Lately we have been surprised by how many in the construction field are surprised by some of the latest data. Read on to get a few tidbits that can help you move forward with your own projects. Then contact us at 800-625-5972 to request more information about our products and for a free demo.
Construction Spending Has Continued to Rise Since 2014
Just in the last few years, construction spending as gone from just over 12% of the GDP to nearly 15% GDP. This means that more money is being spent in the construction industry, though you may be wondering just where that money is being spent. Keep reading and you’ll find out.

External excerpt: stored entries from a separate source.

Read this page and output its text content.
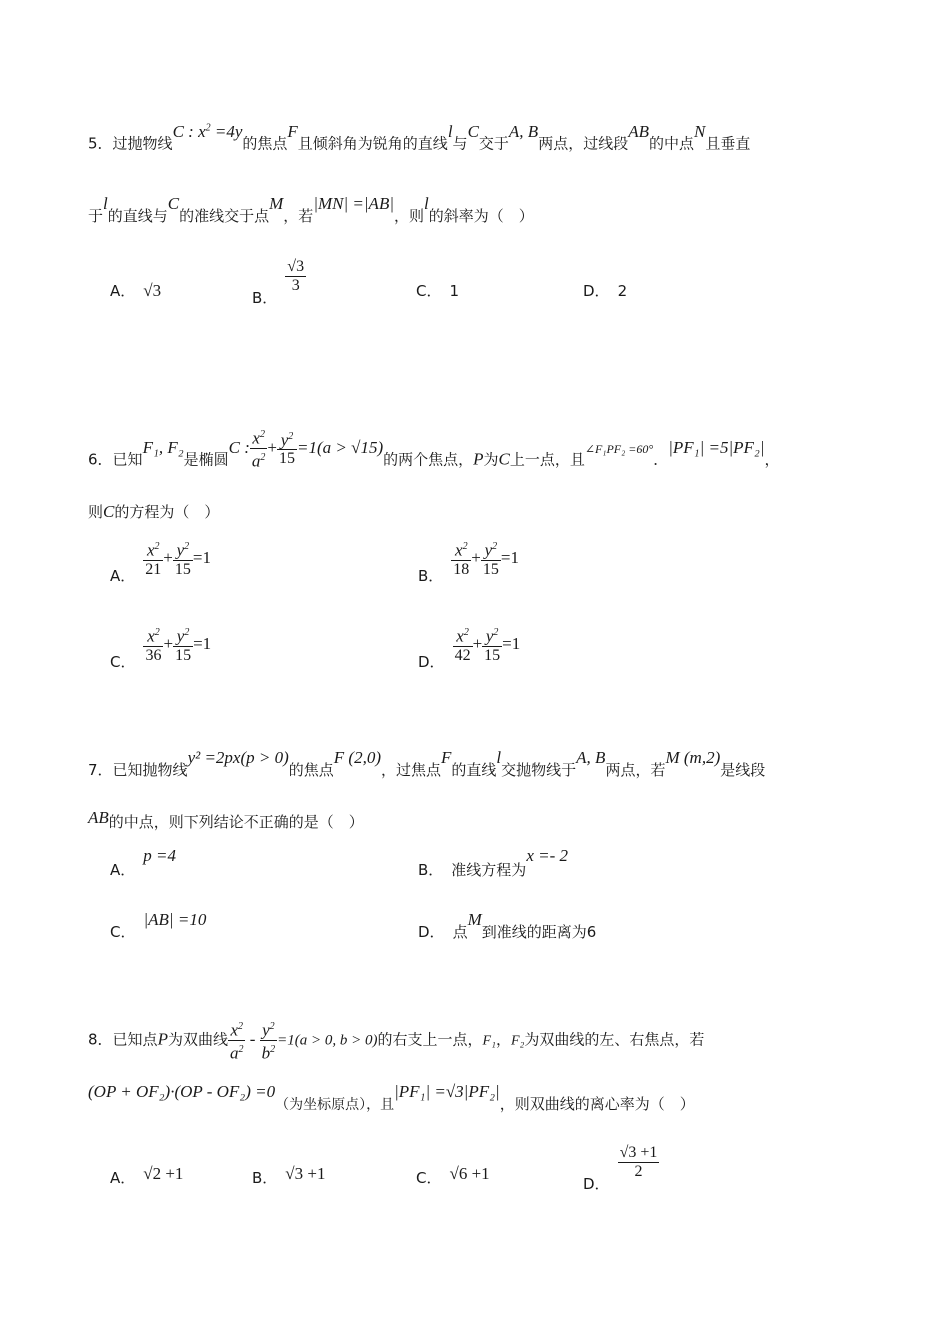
5．过抛物线C : $x^2 =4y$的焦点F且倾斜角为锐角的直线l与C交于A, B两点，过线段AB的中点N且垂直
于l的直线与C的准线交于点M，若|MN| =|AB|，则l的斜率为（　）
A． √3	B．
$\frac{√3}{3}$	C． 1	D． 2
6．已知F₁, F₂是椭圆C : $\frac{x^2}{a^2} + \frac{y^2}{15} =1(a > √15)$的两个焦点，P为C上一点，且$^{\angle F_1PF_2 =60^\circ}$．|PF₁| =5|PF₂|，
则C的方程为（　）
A． $\frac{x^2}{21} + \frac{y^2}{15} =1$
B． $\frac{x^2}{18} + \frac{y^2}{15} =1$
C． $\frac{x^2}{36} + \frac{y^2}{15} =1$
D． $\frac{x^2}{42} + \frac{y^2}{15} =1$
7．已知抛物线y² =2px(p > 0)的焦点F (2,0)，过焦点F的直线l交抛物线于A, B两点，若M (m,2)是线段
AB的中点，则下列结论不正确的是（　）
A．p =4
B． 准线方程为x =- 2
C．|AB| =10
D． 点M到准线的距离为6
8．已知点P为双曲线 $\frac{x^2}{a^2} - \frac{y^2}{b^2} =1(a > 0$, b > 0)的右支上一点，F₁，F₂为双曲线的左、右焦点，若
(OP + OF₂)·(OP - OF₂) =0（为坐标原点），且|PF₁| =√3|PF₂|，则双曲线的离心率为（　）
A． √2 +1	B． √3 +1	C． √6 +1
D．
$\frac{√3 +1}{2}$
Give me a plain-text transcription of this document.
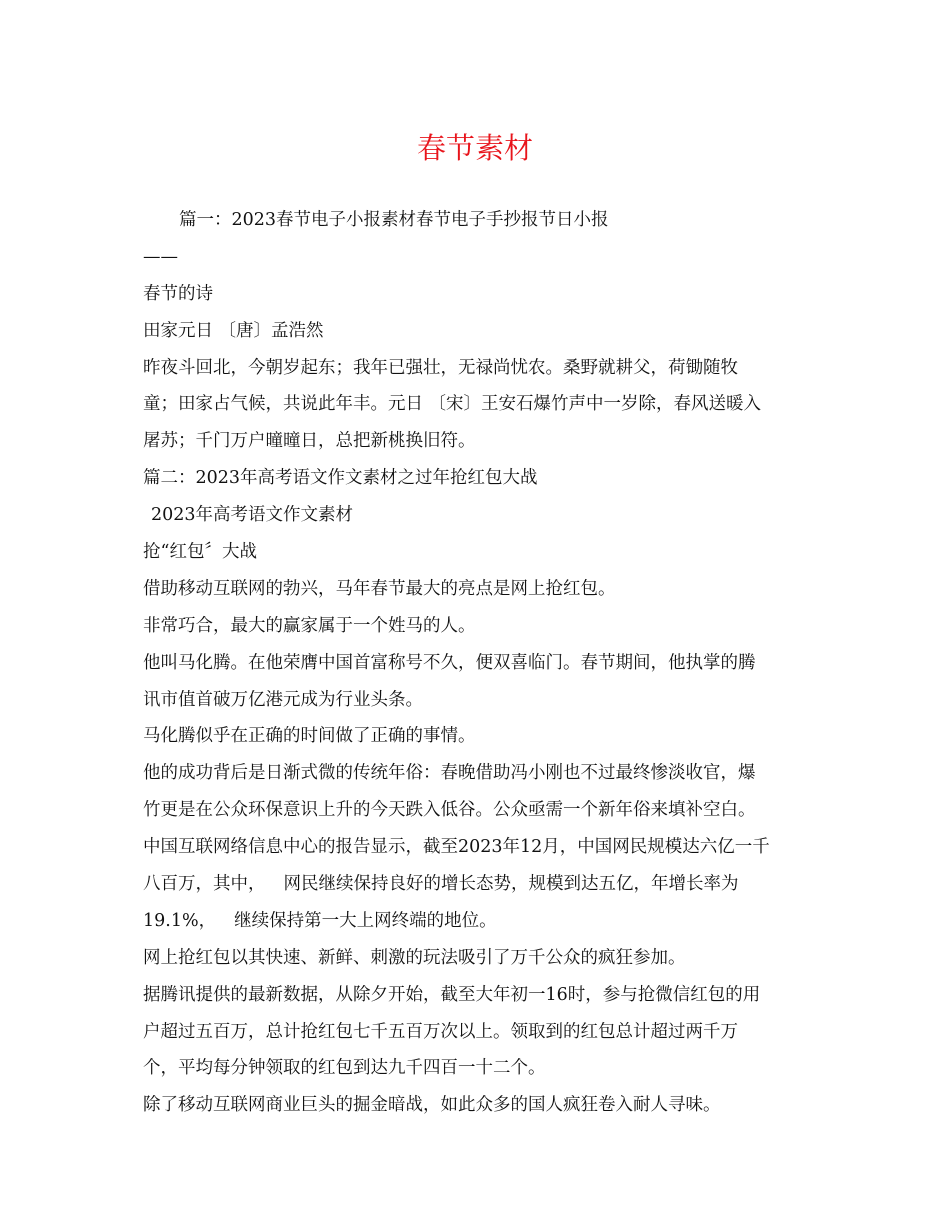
春节素材
篇一：2023春节电子小报素材春节电子手抄报节日小报
——
春节的诗
田家元日 〔唐〕孟浩然
昨夜斗回北，今朝岁起东；我年已强壮，无禄尚忧农。桑野就耕父，荷锄随牧
童；田家占气候，共说此年丰。元日 〔宋〕王安石爆竹声中一岁除，春风送暖入
屠苏；千门万户曈曈日，总把新桃换旧符。
篇二：2023年高考语文作文素材之过年抢红包大战
2023年高考语文作文素材
抢“红包〞大战
借助移动互联网的勃兴，马年春节最大的亮点是网上抢红包。
非常巧合，最大的赢家属于一个姓马的人。
他叫马化腾。在他荣膺中国首富称号不久，便双喜临门。春节期间，他执掌的腾
讯市值首破万亿港元成为行业头条。
马化腾似乎在正确的时间做了正确的事情。
他的成功背后是日渐式微的传统年俗：春晚借助冯小刚也不过最终惨淡收官，爆
竹更是在公众环保意识上升的今天跌入低谷。公众亟需一个新年俗来填补空白。
中国互联网络信息中心的报告显示，截至2023年12月，中国网民规模达六亿一千
八百万，其中， 网民继续保持良好的增长态势，规模到达五亿，年增长率为
19.1%， 继续保持第一大上网终端的地位。
网上抢红包以其快速、新鲜、刺激的玩法吸引了万千公众的疯狂参加。
据腾讯提供的最新数据，从除夕开始，截至大年初一16时，参与抢微信红包的用
户超过五百万，总计抢红包七千五百万次以上。领取到的红包总计超过两千万
个，平均每分钟领取的红包到达九千四百一十二个。
除了移动互联网商业巨头的掘金暗战，如此众多的国人疯狂卷入耐人寻味。
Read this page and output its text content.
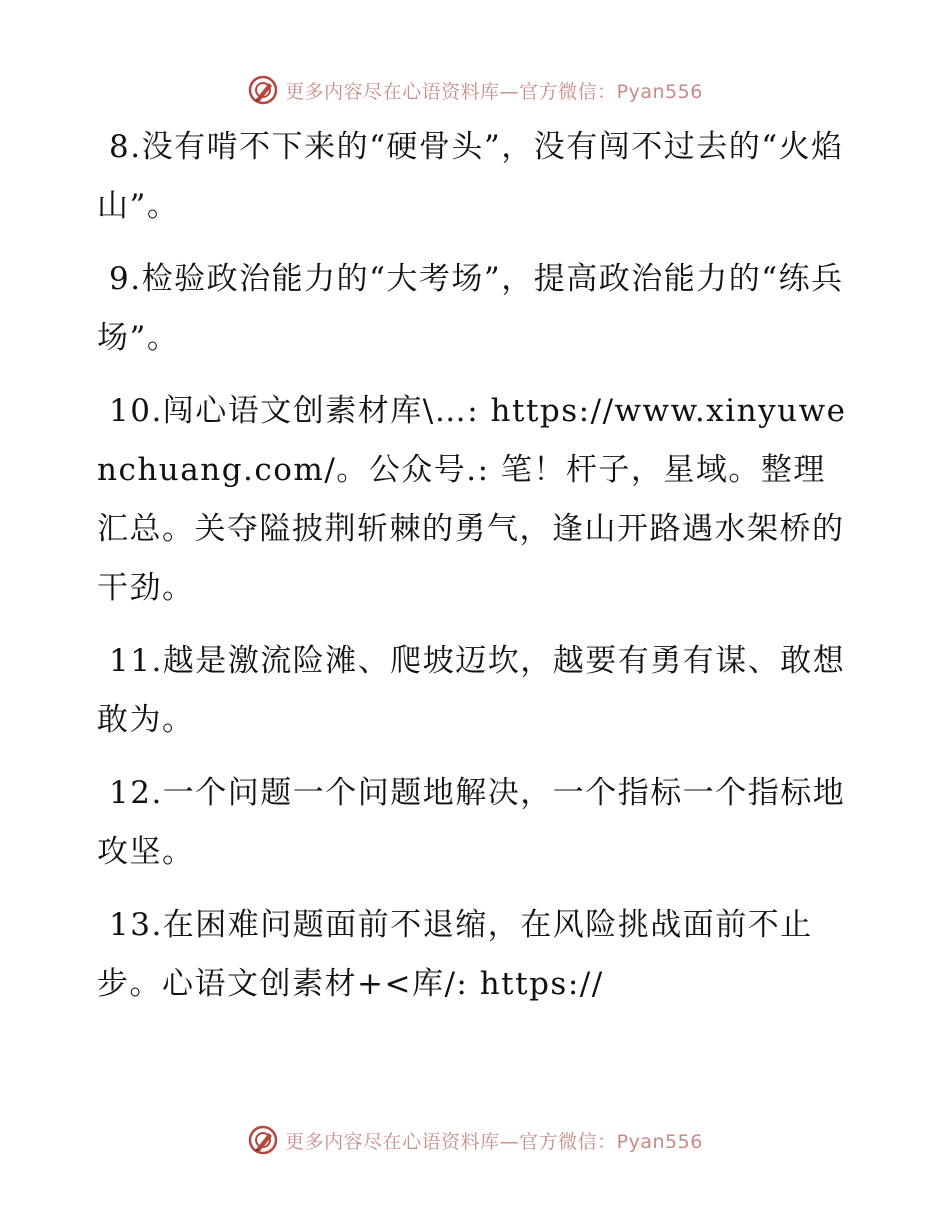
更多内容尽在心语资料库—官方微信：Pyan556

8.没有啃不下来的“硬骨头”，没有闯不过去的“火焰山”。

9.检验政治能力的“大考场”，提高政治能力的“练兵场”。

10.闯心语文创素材库\…: https://www.xinyuwenchuang.com/。公众号.: 笔！杆子，星域。整理汇总。关夺隘披荆斩棘的勇气，逢山开路遇水架桥的干劲。

11.越是激流险滩、爬坡迈坎，越要有勇有谋、敢想敢为。

12.一个问题一个问题地解决，一个指标一个指标地攻坚。

13.在困难问题面前不退缩，在风险挑战面前不止步。心语文创素材+<库/: https://

更多内容尽在心语资料库—官方微信：Pyan556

New Construction on Housing Units is Rising
The boom in constructing new housing units has blown away the predictions. In fact, there are more than a million new housing units planned for construction in the United States by the end of the year. Compare this to just ten years ago when 2009 saw just over 580,000 new units built.
A Lack of Qualified Workers Continues to Be a Major Issue
While there is more money being spent on new construction than in previous years, the industry is slower than it could be due to a lack of qualified workers. In 2016, more than 50% of builders said they were suffering due to a lack of qualified workers. This has gone up even more since then, especially in positions that involve overseeing projects.
Construction Spending is Rising Despite a Decrease in the Cost of Materials
An interesting point that is surprising to many is the fact that construction spending keeps going up – by a little over 4% compared to last year’s statistics – while the cost of materials is dropping. Compared to last year, materials are down nearly 2%. Lenders would be wise to carefully consider what is causing this and if their clients can do more to keep costs down.
Workers Wages Are on the Rise
Of course, it stands to reason that when a job is in high demand, the wages will go up. According to the Bureau of Labor Statistics, earnings increased from the fall of 2017 to January 2018, the most recent timeframe for which they have released statistics. The rise is small, from an average of $29.09 per hour to $29.33, but of course it can have an impact on larger projects.